There is a bit of debate about the length of a glacier rope. A single 30m rope for a team of three or more does not give enough extra rope to conduct an efficient rescue. I believe that having several 30m ropes distributed throughout the group is sufficient. Of course, if the skier falls into a crevasse that is more than 30m deep, you may not be able to rescue them and might be wishing you had a 60m rope. I’m personally comfortable with this risk but others might not be. The RAD Line is also available as a 60 so if you feel like that extra length is important, do it!
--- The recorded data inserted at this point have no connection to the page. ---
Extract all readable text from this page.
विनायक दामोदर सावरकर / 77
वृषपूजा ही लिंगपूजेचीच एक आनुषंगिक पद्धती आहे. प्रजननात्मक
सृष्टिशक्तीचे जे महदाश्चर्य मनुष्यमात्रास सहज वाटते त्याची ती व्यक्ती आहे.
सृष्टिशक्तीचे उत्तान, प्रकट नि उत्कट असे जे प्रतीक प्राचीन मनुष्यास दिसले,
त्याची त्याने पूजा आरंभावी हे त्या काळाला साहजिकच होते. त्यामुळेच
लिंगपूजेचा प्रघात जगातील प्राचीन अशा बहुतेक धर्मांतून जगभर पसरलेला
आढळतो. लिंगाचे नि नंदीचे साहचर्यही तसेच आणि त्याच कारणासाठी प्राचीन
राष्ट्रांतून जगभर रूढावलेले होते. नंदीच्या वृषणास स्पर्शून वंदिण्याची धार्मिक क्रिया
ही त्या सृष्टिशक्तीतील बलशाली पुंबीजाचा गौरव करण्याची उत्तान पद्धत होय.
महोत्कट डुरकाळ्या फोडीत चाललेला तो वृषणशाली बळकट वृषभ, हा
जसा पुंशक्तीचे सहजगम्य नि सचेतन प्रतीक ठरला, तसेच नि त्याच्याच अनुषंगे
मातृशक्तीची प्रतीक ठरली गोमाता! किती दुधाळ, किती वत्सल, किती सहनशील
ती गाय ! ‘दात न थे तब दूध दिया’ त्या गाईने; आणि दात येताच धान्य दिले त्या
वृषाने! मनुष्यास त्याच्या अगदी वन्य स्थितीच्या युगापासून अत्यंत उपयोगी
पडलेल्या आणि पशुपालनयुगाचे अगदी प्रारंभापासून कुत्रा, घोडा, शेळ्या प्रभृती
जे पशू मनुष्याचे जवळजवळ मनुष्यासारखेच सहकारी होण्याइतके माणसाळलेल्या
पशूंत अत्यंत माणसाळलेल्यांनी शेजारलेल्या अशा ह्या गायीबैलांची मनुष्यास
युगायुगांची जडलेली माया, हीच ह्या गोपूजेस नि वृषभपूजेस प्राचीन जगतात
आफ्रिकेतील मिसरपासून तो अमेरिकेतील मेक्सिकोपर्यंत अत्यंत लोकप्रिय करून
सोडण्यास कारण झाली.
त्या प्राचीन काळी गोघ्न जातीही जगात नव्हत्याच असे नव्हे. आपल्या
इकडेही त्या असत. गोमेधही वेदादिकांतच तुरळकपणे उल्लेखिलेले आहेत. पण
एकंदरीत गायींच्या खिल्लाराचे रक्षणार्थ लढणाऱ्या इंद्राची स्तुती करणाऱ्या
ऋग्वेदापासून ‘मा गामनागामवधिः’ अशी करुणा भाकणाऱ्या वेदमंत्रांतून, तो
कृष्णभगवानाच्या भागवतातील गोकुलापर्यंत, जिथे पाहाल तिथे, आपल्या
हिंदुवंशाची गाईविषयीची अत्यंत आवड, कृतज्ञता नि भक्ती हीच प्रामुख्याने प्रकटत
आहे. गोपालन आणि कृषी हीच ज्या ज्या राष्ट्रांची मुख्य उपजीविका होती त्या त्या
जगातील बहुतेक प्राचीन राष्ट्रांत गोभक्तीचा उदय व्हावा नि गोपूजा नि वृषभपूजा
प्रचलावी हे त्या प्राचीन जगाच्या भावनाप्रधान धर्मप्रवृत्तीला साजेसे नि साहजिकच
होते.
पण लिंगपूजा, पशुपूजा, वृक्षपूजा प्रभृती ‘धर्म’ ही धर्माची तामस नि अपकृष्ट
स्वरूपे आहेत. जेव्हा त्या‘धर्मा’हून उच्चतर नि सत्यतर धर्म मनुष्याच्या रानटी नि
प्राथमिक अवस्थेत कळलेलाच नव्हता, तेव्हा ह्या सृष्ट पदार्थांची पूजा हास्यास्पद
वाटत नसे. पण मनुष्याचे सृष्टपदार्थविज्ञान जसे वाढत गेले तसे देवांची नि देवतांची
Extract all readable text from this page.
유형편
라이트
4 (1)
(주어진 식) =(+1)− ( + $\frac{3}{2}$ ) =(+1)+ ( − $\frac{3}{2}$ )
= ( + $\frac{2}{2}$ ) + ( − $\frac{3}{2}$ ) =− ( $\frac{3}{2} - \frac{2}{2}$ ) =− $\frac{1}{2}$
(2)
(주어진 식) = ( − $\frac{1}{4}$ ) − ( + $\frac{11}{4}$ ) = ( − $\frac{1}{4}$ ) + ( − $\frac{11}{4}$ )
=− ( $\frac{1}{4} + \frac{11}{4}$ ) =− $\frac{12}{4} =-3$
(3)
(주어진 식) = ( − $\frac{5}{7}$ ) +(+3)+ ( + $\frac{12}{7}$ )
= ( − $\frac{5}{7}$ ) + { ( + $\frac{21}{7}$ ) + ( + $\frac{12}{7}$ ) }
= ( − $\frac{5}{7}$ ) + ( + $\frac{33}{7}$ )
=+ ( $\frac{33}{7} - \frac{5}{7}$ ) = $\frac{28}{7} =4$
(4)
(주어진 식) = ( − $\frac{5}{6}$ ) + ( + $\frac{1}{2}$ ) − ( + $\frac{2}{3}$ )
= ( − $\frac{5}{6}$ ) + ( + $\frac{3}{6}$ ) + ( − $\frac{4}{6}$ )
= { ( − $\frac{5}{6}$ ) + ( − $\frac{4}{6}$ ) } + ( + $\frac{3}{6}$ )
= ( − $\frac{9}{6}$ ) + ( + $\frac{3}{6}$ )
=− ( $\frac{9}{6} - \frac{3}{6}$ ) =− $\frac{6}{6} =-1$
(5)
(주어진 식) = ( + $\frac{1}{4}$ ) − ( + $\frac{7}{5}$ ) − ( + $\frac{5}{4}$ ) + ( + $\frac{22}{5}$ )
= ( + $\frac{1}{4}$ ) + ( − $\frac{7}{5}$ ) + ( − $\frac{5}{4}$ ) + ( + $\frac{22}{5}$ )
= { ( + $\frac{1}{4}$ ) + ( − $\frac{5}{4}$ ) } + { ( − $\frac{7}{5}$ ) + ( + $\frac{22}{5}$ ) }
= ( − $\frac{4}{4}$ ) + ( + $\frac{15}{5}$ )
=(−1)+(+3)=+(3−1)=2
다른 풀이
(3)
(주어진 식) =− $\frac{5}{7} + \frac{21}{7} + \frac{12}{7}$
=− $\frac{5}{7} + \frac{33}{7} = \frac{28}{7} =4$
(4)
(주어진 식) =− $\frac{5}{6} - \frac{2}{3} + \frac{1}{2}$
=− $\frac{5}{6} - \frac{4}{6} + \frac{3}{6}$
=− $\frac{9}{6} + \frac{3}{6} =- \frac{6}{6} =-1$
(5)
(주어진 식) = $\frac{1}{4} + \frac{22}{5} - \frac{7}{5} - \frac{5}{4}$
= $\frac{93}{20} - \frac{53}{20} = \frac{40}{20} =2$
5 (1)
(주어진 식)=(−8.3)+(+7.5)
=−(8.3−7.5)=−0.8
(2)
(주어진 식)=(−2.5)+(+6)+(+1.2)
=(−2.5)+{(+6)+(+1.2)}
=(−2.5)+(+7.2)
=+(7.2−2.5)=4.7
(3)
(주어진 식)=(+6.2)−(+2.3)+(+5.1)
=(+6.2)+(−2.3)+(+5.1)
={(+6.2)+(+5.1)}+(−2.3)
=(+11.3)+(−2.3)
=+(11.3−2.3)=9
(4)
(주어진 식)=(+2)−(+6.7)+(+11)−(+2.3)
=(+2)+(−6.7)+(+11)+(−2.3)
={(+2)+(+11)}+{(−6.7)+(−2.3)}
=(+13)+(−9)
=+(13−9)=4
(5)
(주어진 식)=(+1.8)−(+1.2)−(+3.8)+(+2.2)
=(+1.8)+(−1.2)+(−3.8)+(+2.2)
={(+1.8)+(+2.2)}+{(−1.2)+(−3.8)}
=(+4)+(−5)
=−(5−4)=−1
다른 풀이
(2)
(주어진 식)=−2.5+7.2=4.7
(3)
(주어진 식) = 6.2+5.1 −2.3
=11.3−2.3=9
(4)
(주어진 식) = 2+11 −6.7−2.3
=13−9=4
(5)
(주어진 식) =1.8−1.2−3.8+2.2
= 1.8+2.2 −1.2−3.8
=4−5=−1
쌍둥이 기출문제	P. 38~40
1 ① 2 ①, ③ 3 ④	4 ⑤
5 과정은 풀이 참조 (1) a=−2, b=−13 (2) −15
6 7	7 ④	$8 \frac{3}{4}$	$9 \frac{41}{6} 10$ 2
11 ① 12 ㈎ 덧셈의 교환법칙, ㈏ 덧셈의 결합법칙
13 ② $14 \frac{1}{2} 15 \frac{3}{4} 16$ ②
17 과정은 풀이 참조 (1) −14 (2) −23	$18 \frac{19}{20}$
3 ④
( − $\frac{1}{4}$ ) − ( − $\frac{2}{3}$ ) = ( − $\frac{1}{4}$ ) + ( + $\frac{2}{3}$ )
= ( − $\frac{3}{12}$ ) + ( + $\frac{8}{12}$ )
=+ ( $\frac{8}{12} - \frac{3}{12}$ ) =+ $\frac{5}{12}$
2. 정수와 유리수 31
It should go without saying but these are my specific thoughts for the Coast Mountains and routes like the Spearhead or Garibaldi Neve Traverse. Others may have different strategies and I would operate very differently in other mountain ranges. I’m also not a guide. This is just my system. Different systems and approaches have pros and cons and probably the most important thing is to be familiar with one and enable to enact it in the event of an emergency. Colin Haley has some very good thoughts on crevasse safety via a first hand account here: Colin Haley’s Crevasse Incident
My preferred crevasse rescue gear:
30m RAD Line
2x DMM Revolver Carabiner
3x Attache Carabiner
2x 120cm Sling
1x Laser Light Ice-Screw
2 thoughts on “Ropes on the Coast”
Nice post. I have a similar risk/hazard analysis when deciding whether or not to bring a rope (or if it’s appropriate to be out solo). Two mentions:
I like that you didn’t list pickets as winter crevasse rescue gear – I often see people carrying them while wearing skis… the only time I’ve made an anchor to rescue someone it was to haul them out of Ring Creek, and I used my skis. Even if we’d had pickets, the snow was too soft to use them confidently.
Also if, for whatever reason, we’ve only got one rope in the party I often carry (or make someone else carry) 30m of 2 mm accessory cord or string. Then, if I happen to be conscious at the bottom of a crevasse with the only rope, there’s some chance they might be able to get an end down to me and haul and end of the rope up. It’s about the weight of a chocolate bar, and can come in useful for other things too.
Christian: Totally. The picket thing is one I’ll never understand. Granted there are a few situations where a picket might come in hand but they are not ones I typically encounter. I’d rather use my skis to build an anchor.